Beyoncé, for example, has won 22 Grammy awards in her career, which stretches back to the last millennium, but that is far too few for her fans. Beyoncé must win all the prizes. For example, after the Grammy Awards show last winter, The New York Times headlined:
#GrammysSoWhite: Will Awards Face Race Problem?
Beyoncé lost three major awards to Adele, who praised “Lemonade” in her acceptance speech.
It has become standard practice for white winners of Grammy awards to apologize in their speeches to the black losers.
Simply put, the Grammys, like America, have an inclusion problem, our critic writes.
Dude, it’s the Grammy Awards. The Grammys have always been lame because the most interesting music is made by guys too young to vote for the Grammy Awards.
In recent years, however, the critics have decided that all previous rock critics going back to the first rave over the Velvet Underground were “rockist,” which is the same as racist (and sexist). Instead, in the name of diversity, the critics now believe they should all worship the same female pop stars who make nine figures annually (and thus don’t need the critics).
All this racial grievance-mongering paid off in the new Grammy nominations announced on Tuesday, with Beyoncé’s 47-year-old husband, Jay-Z, getting eight to bring his career total to 74. The NYT reported:
With all major awards shows under scrutiny for how they incorporate diversity, the Grammy nominations are striking, as minority artists dominate the ballot in nearly all of the most prestigious categories, including record, song and album of the year….
The nominations this year all but guarantee that a nonwhite performer will win at least one of the major awards, which would reflect the current pop market but has been far from a given at the Grammys. At the 2017 awards, for example, the awards were criticized when Adele beat Beyoncé for all three top trophies.

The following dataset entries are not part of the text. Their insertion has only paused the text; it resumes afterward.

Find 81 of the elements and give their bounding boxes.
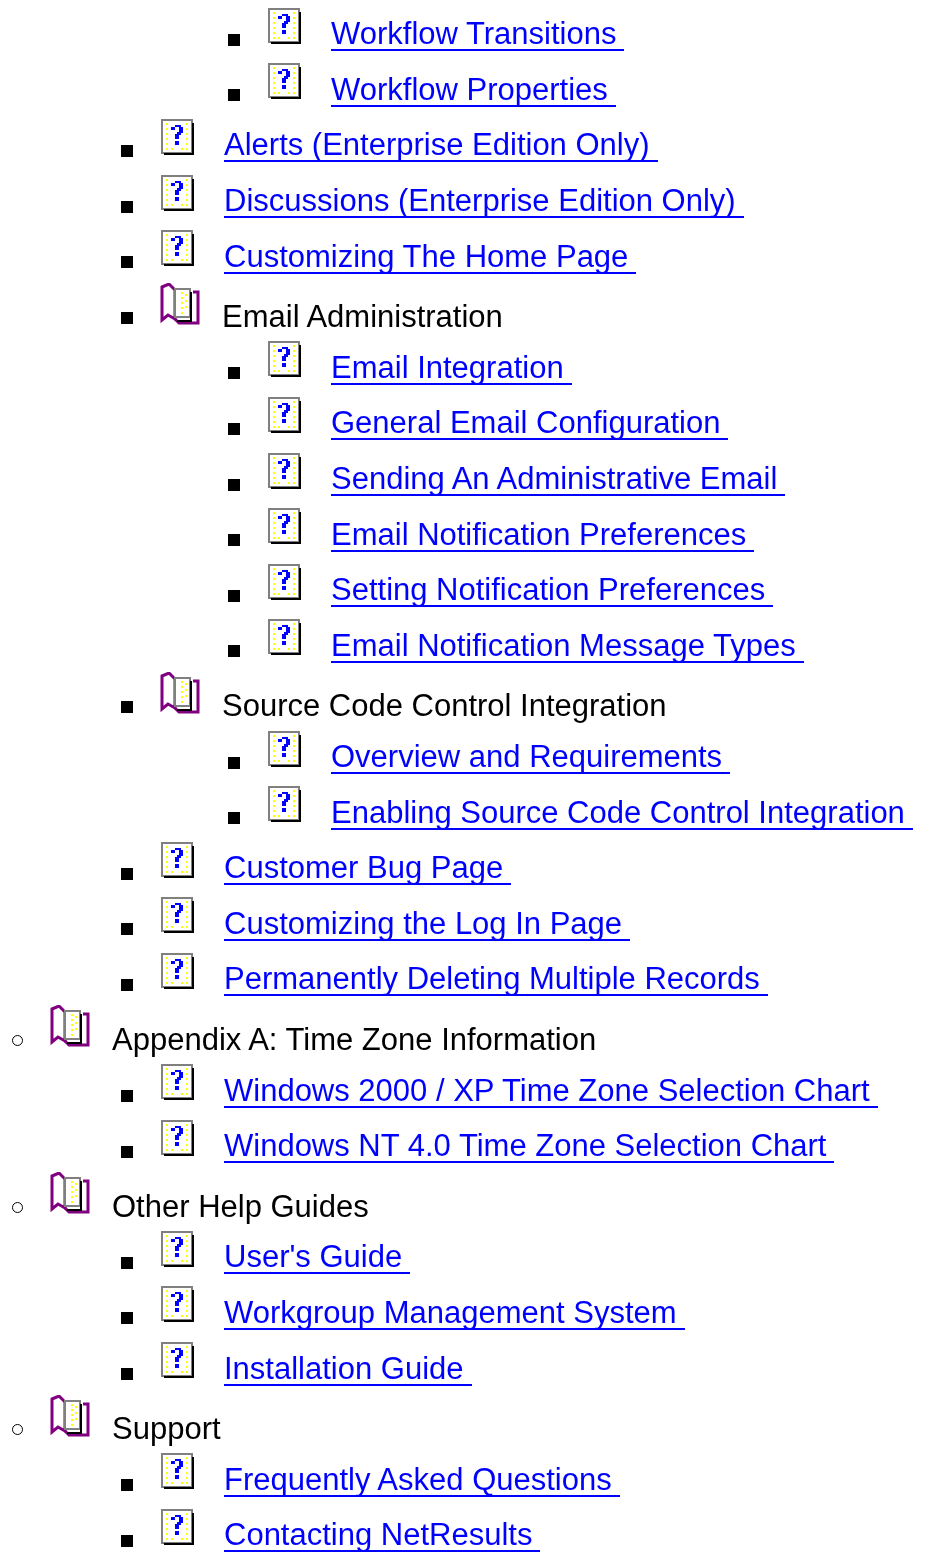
help-page-icon[interactable] bbox=[268, 786, 302, 823]
help-topic-link[interactable]: Frequently Asked Questions bbox=[224, 1463, 620, 1497]
help-topic-link[interactable]: Sending An Administrative Email bbox=[331, 463, 786, 497]
book-title: Support bbox=[112, 1413, 221, 1445]
bullet-icon bbox=[228, 756, 240, 769]
bullet-icon bbox=[121, 256, 133, 269]
help-page-icon[interactable] bbox=[268, 730, 302, 767]
help-page-icon[interactable] bbox=[268, 7, 302, 44]
book-title: Appendix A: Time Zone Information bbox=[112, 1024, 597, 1055]
help-topic-link[interactable]: Installation Guide bbox=[224, 1352, 472, 1386]
help-page-icon[interactable] bbox=[161, 174, 195, 211]
help-topic-link[interactable]: Windows 2000 / XP Time Zone Selection Chart bbox=[224, 1074, 878, 1108]
help-page-icon[interactable] bbox=[268, 341, 302, 378]
help-topic-link[interactable]: General Email Configuration bbox=[331, 407, 729, 441]
help-page-icon[interactable] bbox=[268, 396, 302, 433]
bullet-icon bbox=[228, 478, 240, 491]
bullet-icon bbox=[121, 1090, 133, 1103]
help-page-icon[interactable] bbox=[161, 841, 195, 878]
bullet-icon bbox=[228, 422, 240, 435]
bullet-icon bbox=[121, 1368, 133, 1381]
help-page-icon[interactable] bbox=[161, 1342, 195, 1379]
help-topic-link[interactable]: Workflow Properties bbox=[331, 73, 616, 107]
book-icon[interactable] bbox=[49, 1005, 91, 1048]
bullet-icon bbox=[228, 33, 240, 46]
bullet-icon bbox=[121, 700, 133, 713]
help-topic-link[interactable]: Customizing the Log In Page bbox=[224, 907, 631, 941]
book-title: Email Administration bbox=[222, 301, 503, 333]
help-page-icon[interactable] bbox=[161, 1230, 195, 1267]
bullet-icon bbox=[121, 1479, 133, 1492]
book-icon[interactable] bbox=[159, 282, 201, 325]
book-icon[interactable] bbox=[49, 1172, 91, 1215]
help-page-icon[interactable] bbox=[161, 119, 195, 155]
bullet-icon bbox=[228, 589, 240, 602]
book-title: Other Help Guides bbox=[112, 1190, 369, 1222]
bullet-icon bbox=[228, 812, 240, 825]
help-topic-link[interactable]: Setting Notification Preferences bbox=[331, 574, 774, 608]
help-topic-link[interactable]: User's Guide bbox=[224, 1241, 411, 1275]
help-page-icon[interactable] bbox=[161, 230, 195, 267]
help-topic-link[interactable]: Windows NT 4.0 Time Zone Selection Chart bbox=[224, 1130, 835, 1164]
help-page-icon[interactable] bbox=[161, 1119, 195, 1156]
help-topic-link[interactable]: Alerts (Enterprise Edition Only) bbox=[224, 129, 658, 163]
help-topic-link[interactable]: Permanently Deleting Multiple Records bbox=[224, 963, 768, 997]
help-page-icon[interactable] bbox=[268, 619, 302, 656]
help-page-icon[interactable] bbox=[161, 1453, 195, 1490]
bullet-icon bbox=[121, 145, 133, 157]
help-topic-link[interactable]: Discussions (Enterprise Edition Only) bbox=[224, 185, 744, 219]
bullet-icon bbox=[121, 923, 133, 936]
help-page-icon[interactable] bbox=[161, 897, 195, 934]
bullet-icon bbox=[228, 645, 240, 658]
bullet-icon bbox=[121, 1256, 133, 1269]
help-topic-link[interactable]: Email Integration bbox=[331, 351, 572, 385]
bullet-icon bbox=[121, 978, 133, 991]
help-topic-link[interactable]: Email Notification Preferences bbox=[331, 518, 755, 552]
help-topic-link[interactable]: Contacting NetResults bbox=[224, 1519, 541, 1553]
help-topic-link[interactable]: Email Notification Message Types bbox=[331, 629, 804, 663]
book-icon[interactable] bbox=[159, 671, 201, 714]
book-icon[interactable] bbox=[49, 1394, 91, 1437]
bullet-icon bbox=[228, 367, 240, 380]
help-page-icon[interactable] bbox=[268, 508, 302, 545]
help-topic-link[interactable]: Workgroup Management System bbox=[224, 1296, 685, 1330]
help-page-icon[interactable] bbox=[268, 452, 302, 489]
help-page-icon[interactable] bbox=[161, 1508, 195, 1545]
help-topic-link[interactable]: Overview and Requirements bbox=[331, 741, 731, 774]
bullet-icon bbox=[121, 867, 133, 880]
bullet-icon bbox=[228, 534, 240, 547]
bullet-icon bbox=[121, 311, 133, 324]
help-topic-link[interactable]: Workflow Transitions bbox=[331, 18, 625, 52]
bullet-icon bbox=[121, 1534, 133, 1547]
help-page-icon[interactable] bbox=[268, 563, 302, 600]
book-title: Source Code Control Integration bbox=[222, 690, 667, 722]
help-topic-link[interactable]: Customizing The Home Page bbox=[224, 240, 637, 274]
help-page-icon[interactable] bbox=[161, 952, 195, 989]
help-page-icon[interactable] bbox=[161, 1064, 195, 1101]
bullet-icon bbox=[121, 200, 133, 213]
help-page-icon[interactable] bbox=[268, 63, 302, 100]
help-topic-link[interactable]: Customer Bug Page bbox=[224, 852, 512, 886]
bullet-icon bbox=[121, 1145, 133, 1158]
help-page-icon[interactable] bbox=[161, 1286, 195, 1323]
bullet-icon bbox=[228, 89, 240, 102]
bullet-icon bbox=[121, 1312, 133, 1325]
help-topic-link[interactable]: Enabling Source Code Control Integration bbox=[331, 796, 913, 830]
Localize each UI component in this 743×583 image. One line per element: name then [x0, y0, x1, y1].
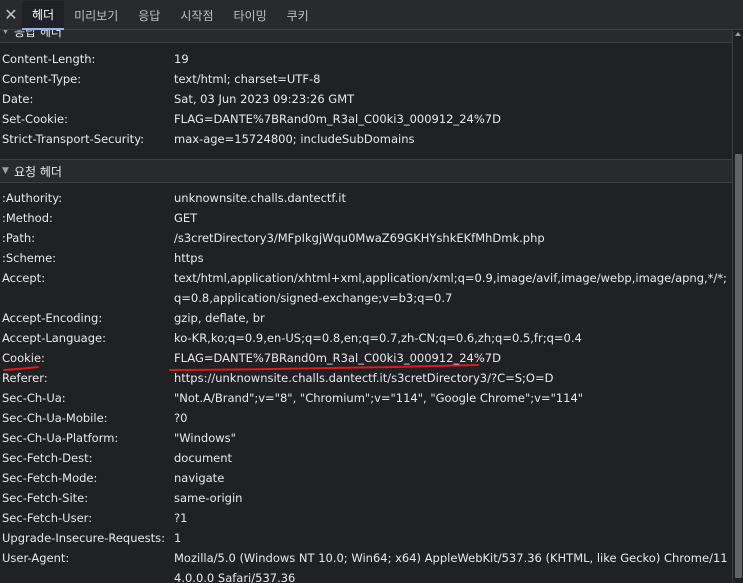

Now, Beyoncé is not some edgy outsider ignored by the mainstream. She’s a 36-year-old superstar who has been immensely rich for, roughly, ever. As Newsweek headlined this week:
Taylor Swift Isn’t the Highest-Paid Female Musician, Beyoncé Is
According to Forbes, Beyoncé made $105 million over the past twelve months versus only $69 million for Adele and $44 million for Swift, those losers. (On the other hand, Beyoncé earned only $54 million the previous year to Swift’s $170 million.)
What’s really going on is that Swift is very slender and very blond, while Beyoncé is not quite as slender nor quite as blond. Granted, Beyoncé is awfully blond for a black (she’s a Louisiana creole of color on her mother’s side). Indeed, back in 2011 she briefly went downright transracial in what appeared to have been an attempt to look like Scarlett Johansson.